The project is also focused on simplifying sample processing and result interpretation so that tests can be performed by healthcare workers with minimal specialised training. The ultimate goal is to create a system as straightforward and user-friendly as a home pregnancy test while retaining the accuracy of molecular diagnostics.
While the project remains in its early stages, significant groundwork has already been laid. Dr Khumalo has established partnerships across multiple departments at the University of Cape Town, bringing together expertise in molecular biology, engineering, enzyme development and diagnostic hardware design. Research teams are working on individual components while fundraising continues to secure resources needed for large-scale development and validation.
For Dr Khumalo, success will be measured by whether the tool reaches women who need it most
Looking ahead, the platform could also contribute to better antimicrobial stewardship by enabling accurate diagnosis before treatment is prescribed, reducing unnecessary antibiotic use and helping address the growing threat of antimicrobial resistance.

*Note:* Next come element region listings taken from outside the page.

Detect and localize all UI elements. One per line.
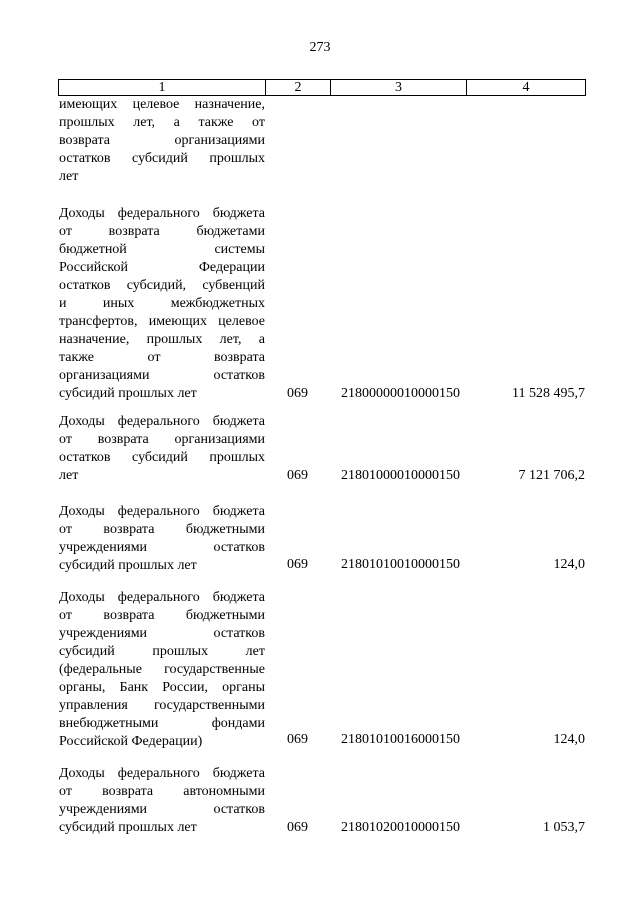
row-code: 069 — [287, 820, 308, 835]
text-line: трансфертов, имеющих целевое — [59, 314, 265, 329]
table-header — [58, 79, 586, 96]
row-code: 069 — [287, 468, 308, 483]
text-line: Доходы федерального бюджета — [59, 504, 265, 519]
text-line: имеющих целевое назначение, — [59, 97, 265, 112]
row-kbk: 21801010010000150 — [341, 557, 460, 572]
header-col-1: 1 — [59, 80, 266, 95]
text-line: от возврата автономными — [59, 784, 265, 799]
row-amount: 11 528 495,7 — [512, 386, 585, 401]
text-line: Российской Федерации) — [59, 734, 203, 749]
row-kbk: 21801000010000150 — [341, 468, 460, 483]
row-description — [59, 205, 265, 403]
row-description — [59, 765, 265, 837]
text-line: внебюджетными фондами — [59, 716, 265, 731]
text-line: возврата организациями — [59, 133, 265, 148]
text-line: и иных межбюджетных — [59, 296, 265, 311]
text-line: управления государственными — [59, 698, 265, 713]
row-amount: 124,0 — [553, 557, 585, 572]
row-description — [59, 413, 265, 485]
page-number: 273 — [309, 40, 331, 55]
text-line: субсидий прошлых лет — [59, 386, 197, 401]
row-amount: 124,0 — [553, 732, 585, 747]
text-line: от возврата бюджетами — [59, 224, 265, 239]
header-col-2: 2 — [266, 80, 331, 95]
text-line: также от возврата — [59, 350, 265, 365]
text-line: Доходы федерального бюджета — [59, 414, 265, 429]
text-line: назначение, прошлых лет, а — [59, 332, 265, 347]
text-line: от возврата организациями — [59, 432, 265, 447]
text-line: прошлых лет, а также от — [59, 115, 265, 130]
text-line: лет — [59, 468, 79, 483]
row-code: 069 — [287, 386, 308, 401]
row-code: 069 — [287, 557, 308, 572]
row-kbk: 21800000010000150 — [341, 386, 460, 401]
text-line: (федеральные государственные — [59, 662, 265, 677]
row-amount: 7 121 706,2 — [518, 468, 585, 483]
row-kbk: 21801020010000150 — [341, 820, 460, 835]
text-line: Доходы федерального бюджета — [59, 766, 265, 781]
text-line: остатков субсидий прошлых — [59, 450, 265, 465]
text-line: учреждениями остатков — [59, 626, 265, 641]
text-line: субсидий прошлых лет — [59, 558, 197, 573]
text-line: Российской Федерации — [59, 260, 265, 275]
text-line: органы, Банк России, органы — [59, 680, 265, 695]
header-col-3: 3 — [331, 80, 467, 95]
text-line: организациями остатков — [59, 368, 265, 383]
row-amount: 1 053,7 — [543, 820, 585, 835]
text-line: учреждениями остатков — [59, 802, 265, 817]
text-line: остатков субсидий, субвенций — [59, 278, 265, 293]
text-line: Доходы федерального бюджета — [59, 590, 265, 605]
text-line: бюджетной системы — [59, 242, 265, 257]
row-description — [59, 503, 265, 575]
continuation-text — [59, 96, 265, 186]
text-line: лет — [59, 169, 79, 184]
text-line: остатков субсидий прошлых — [59, 151, 265, 166]
text-line: субсидий прошлых лет — [59, 820, 197, 835]
row-description — [59, 589, 265, 751]
text-line: субсидий прошлых лет — [59, 644, 265, 659]
row-kbk: 21801010016000150 — [341, 732, 460, 747]
text-line: Доходы федерального бюджета — [59, 206, 265, 221]
text-line: учреждениями остатков — [59, 540, 265, 555]
row-code: 069 — [287, 732, 308, 747]
text-line: от возврата бюджетными — [59, 608, 265, 623]
header-col-4: 4 — [522, 80, 530, 95]
text-line: от возврата бюджетными — [59, 522, 265, 537]
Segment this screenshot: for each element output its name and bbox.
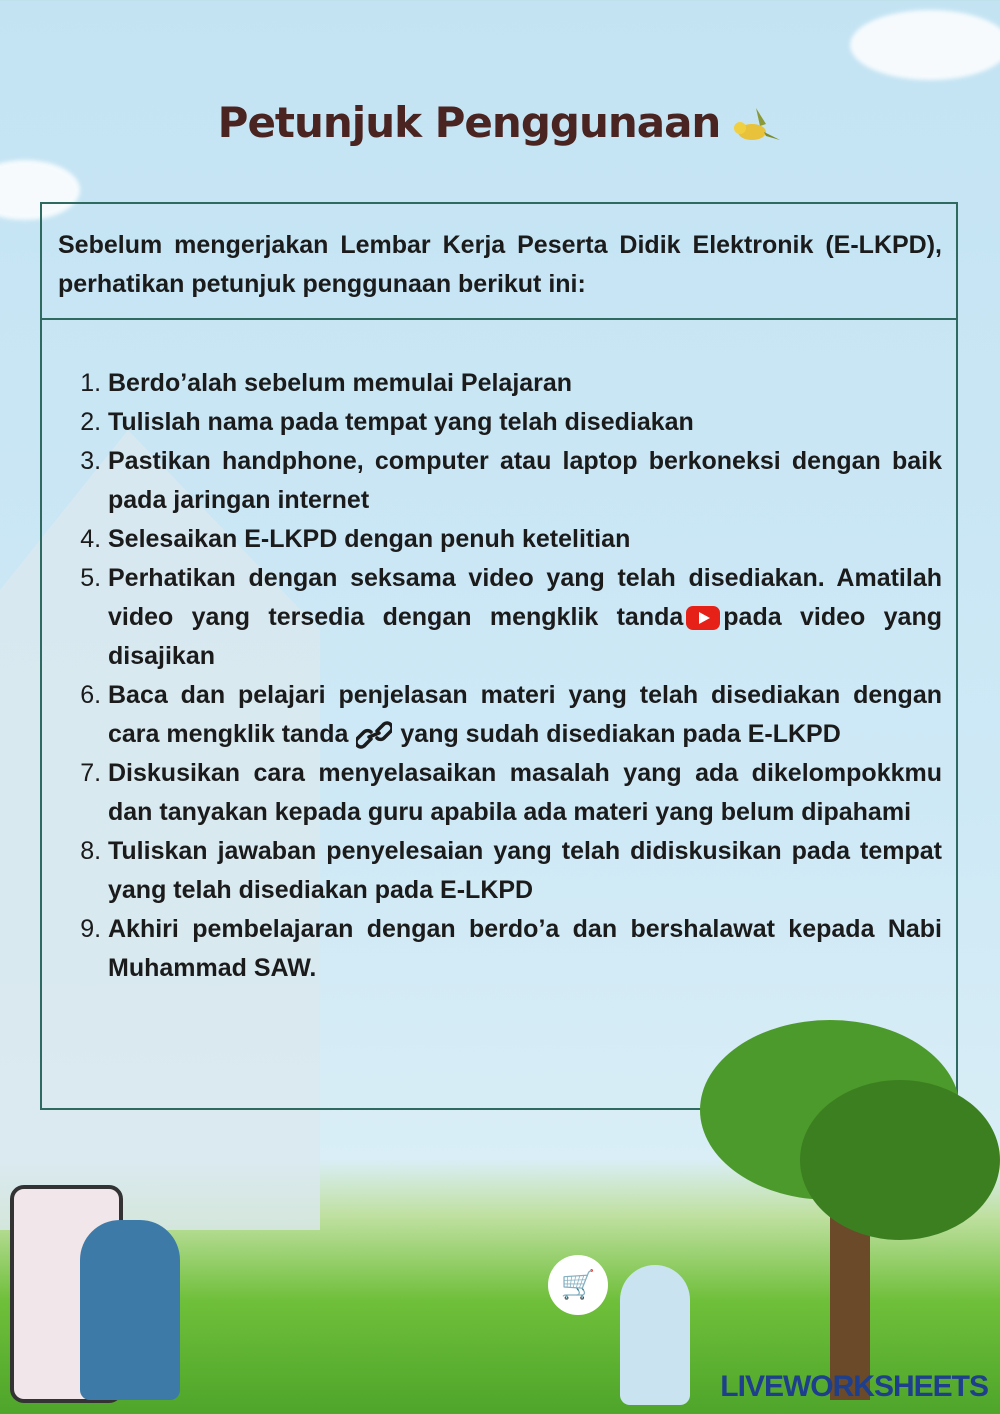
instructions-box	[40, 202, 958, 1110]
list-item: 1. Berdo’alah sebelum memulai Pelajaran	[108, 364, 942, 403]
instructions-list	[70, 364, 942, 988]
list-item: 2. Tulislah nama pada tempat yang telah disediakan	[108, 403, 942, 442]
cloud	[850, 10, 1000, 80]
link-icon[interactable]	[356, 720, 392, 750]
list-item: 5. Perhatikan dengan seksama video yang telah disediakan. Amatilah video yang tersedia dengan mengklik tanda pada video yang disajikan	[108, 559, 942, 676]
intro-text: Sebelum mengerjakan Lembar Kerja Peserta Didik Elektronik (E-LKPD), perhatikan petunjuk penggunaan berikut ini:	[42, 204, 956, 320]
cart-icon: 🛒	[548, 1255, 608, 1315]
tree-canopy	[800, 1080, 1000, 1240]
list-item: 6. Baca dan pelajari penjelasan materi yang telah disediakan dengan cara mengklik tanda yang sudah disediakan pada E-LKPD	[108, 676, 942, 754]
list-item: 7. Diskusikan cara menyelasaikan masalah yang ada dikelompokkmu dan tanyakan kepada guru apabila ada materi yang belum dipahami	[108, 754, 942, 832]
list-item: 8. Tuliskan jawaban penyelesaian yang telah didiskusikan pada tempat yang telah disediakan pada E-LKPD	[108, 832, 942, 910]
page-title: Petunjuk Penggunaan	[0, 98, 1000, 147]
list-item: 9. Akhiri pembelajaran dengan berdo’a dan bershalawat kepada Nabi Muhammad SAW.	[108, 910, 942, 988]
youtube-play-icon[interactable]	[686, 606, 720, 630]
girl-illustration	[620, 1265, 690, 1405]
shopper-illustration	[80, 1220, 180, 1400]
list-item: 3. Pastikan handphone, computer atau laptop berkoneksi dengan baik pada jaringan internet	[108, 442, 942, 520]
bird-icon	[726, 106, 782, 146]
liveworksheets-logo: LIVEWORKSHEETS	[720, 1370, 988, 1403]
list-item: 4. Selesaikan E-LKPD dengan penuh ketelitian	[108, 520, 942, 559]
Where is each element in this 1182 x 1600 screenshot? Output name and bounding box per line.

For Dr Khumalo, success will not be measured by scientific publications or laboratory breakthroughs alone. It will be measured by whether the tool reaches the women who need it most.
“If this test can be in every clinic, everywhere, that would be success,” she says.
In a continent where millions of women still lack access to timely reproductive healthcare, that vision could represent a transformative step toward more equitable, data-driven and patient-centred care.